Camina de un lado a otro bajo la carpa. Sisberto guarda silencio, sabiendo que no cuenta para nada en la conversación. Que en realidad el rey discute consigo mismo.

—Vamos a centrarnos en lo fundamental. ¿Estos intentos de asesinato y el robo de las máscaras nos benefician? Yo diría que sí. Como poco, nos indican que hay disensiones ocultas y enemistades. Siempre es bueno que existan grietas en el escudo del enemigo.

»Lo ocurrido es un arma de doble filo. Como bien dices, si todo acaba bien para Abundancio, puede usarlo para reforzar su poder. Ha demostrado de sobra lo hábil que es aprovechando las oportunidades. Y puede aglutinar todavía más a los suyos agitando ante sus narices la existencia de amenazas.

»Así que no debemos quedarnos mano sobre mano. Va siendo hora de ir pensando en actuar.

Justiniano (Wpedia)

Aledaños de la ciudad de Cantabria

Anoche volvió a nevar, aunque lo hizo ya de forma débil. Apenas cayeron unos copos sueltos. Fue como la señal de que este invierno —que según los lugareños ha sido más que duro— ha agotado sus fuerzas. Y hoy, como para corroborar esa impresión, ha amanecido un día despejado de sol brillante.

Sol que todavía no llega a caldear, pero cuya luz resplandece en las llanuras y los cerros nevados. Un sol débil pero aun así capaz de ir fundiendo la capa más superficial de nieve. Luego llegará la noche y se congelará en una costra dura que podrá aguantar largo tiempo, a no ser que llegue la lluvia a fundirla.

Mayorio y Hafhwyfar han salido a cabalgar solos, con la excusa del día claro. Aunque no es excusa del todo. Es bueno que los caballos se ejerciten, luego de tantas jornadas de encierro en los establos. Pero la razón real es la de estar juntos.

Hafhwyfar es feliz de cabalgar al lado de su hombre por esos campos blancos. La atmósfera es limpia, tenue. Corre una brisa como cuchillo de hielo. Su roce deja ateridas las mejillas y poco menos que insensibles los dedos.

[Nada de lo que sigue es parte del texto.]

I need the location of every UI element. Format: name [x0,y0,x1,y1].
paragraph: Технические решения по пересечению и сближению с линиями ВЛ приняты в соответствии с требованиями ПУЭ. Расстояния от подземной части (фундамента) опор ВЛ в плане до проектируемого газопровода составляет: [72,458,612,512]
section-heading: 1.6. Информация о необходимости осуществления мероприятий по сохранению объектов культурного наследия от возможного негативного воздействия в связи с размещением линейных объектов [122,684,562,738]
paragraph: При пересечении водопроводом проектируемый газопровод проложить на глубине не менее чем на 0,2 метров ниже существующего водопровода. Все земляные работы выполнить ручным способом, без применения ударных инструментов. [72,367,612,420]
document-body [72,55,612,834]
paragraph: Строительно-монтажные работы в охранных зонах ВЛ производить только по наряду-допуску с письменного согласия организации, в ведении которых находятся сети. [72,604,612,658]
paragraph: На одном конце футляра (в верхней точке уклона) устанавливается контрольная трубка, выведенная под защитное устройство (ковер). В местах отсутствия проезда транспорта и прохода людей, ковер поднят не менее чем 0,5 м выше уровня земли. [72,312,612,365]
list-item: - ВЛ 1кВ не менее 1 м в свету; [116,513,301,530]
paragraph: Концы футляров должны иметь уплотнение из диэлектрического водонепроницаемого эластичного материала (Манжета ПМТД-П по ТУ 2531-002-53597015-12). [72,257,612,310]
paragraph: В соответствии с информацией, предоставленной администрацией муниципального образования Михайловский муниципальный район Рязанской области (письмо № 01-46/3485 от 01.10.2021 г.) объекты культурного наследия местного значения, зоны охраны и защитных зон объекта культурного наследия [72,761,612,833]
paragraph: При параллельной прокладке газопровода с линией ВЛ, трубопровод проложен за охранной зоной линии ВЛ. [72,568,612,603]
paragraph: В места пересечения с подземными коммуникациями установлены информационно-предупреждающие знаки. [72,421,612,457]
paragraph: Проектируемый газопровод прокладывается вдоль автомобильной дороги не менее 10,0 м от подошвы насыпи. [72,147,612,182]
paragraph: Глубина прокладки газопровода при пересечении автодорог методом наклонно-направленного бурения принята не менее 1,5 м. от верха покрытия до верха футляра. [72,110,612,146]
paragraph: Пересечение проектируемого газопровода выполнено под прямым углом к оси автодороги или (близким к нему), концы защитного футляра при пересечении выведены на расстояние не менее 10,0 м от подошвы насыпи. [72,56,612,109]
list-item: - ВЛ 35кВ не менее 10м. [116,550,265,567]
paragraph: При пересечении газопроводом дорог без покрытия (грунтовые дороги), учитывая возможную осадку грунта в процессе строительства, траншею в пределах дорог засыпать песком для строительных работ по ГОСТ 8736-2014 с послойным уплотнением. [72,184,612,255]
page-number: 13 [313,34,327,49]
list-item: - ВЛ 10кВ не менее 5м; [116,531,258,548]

Luz deslumbrante, colinas y bosques nevados, frío que cala en los huesos. A Hafhwyfar le estimula. La llena de vida y de energía, luego de los meses de noches largas, reclusión y tormentas. Y es obvio que Mayorio disfruta también de la cabalgata al aire libre, a través de la nieve. Espera ella que también por su compañía.

En ciertas cuestiones el
comes
es poco demostrativo y, además, tiende a dar prioridad a sus obligaciones. Por eso ahora atiende solo a su montura. La lleva de un lado a otro, la obliga para desentumecerla, para que recupere ese entrenamiento que tan vital es para un jinete blindado.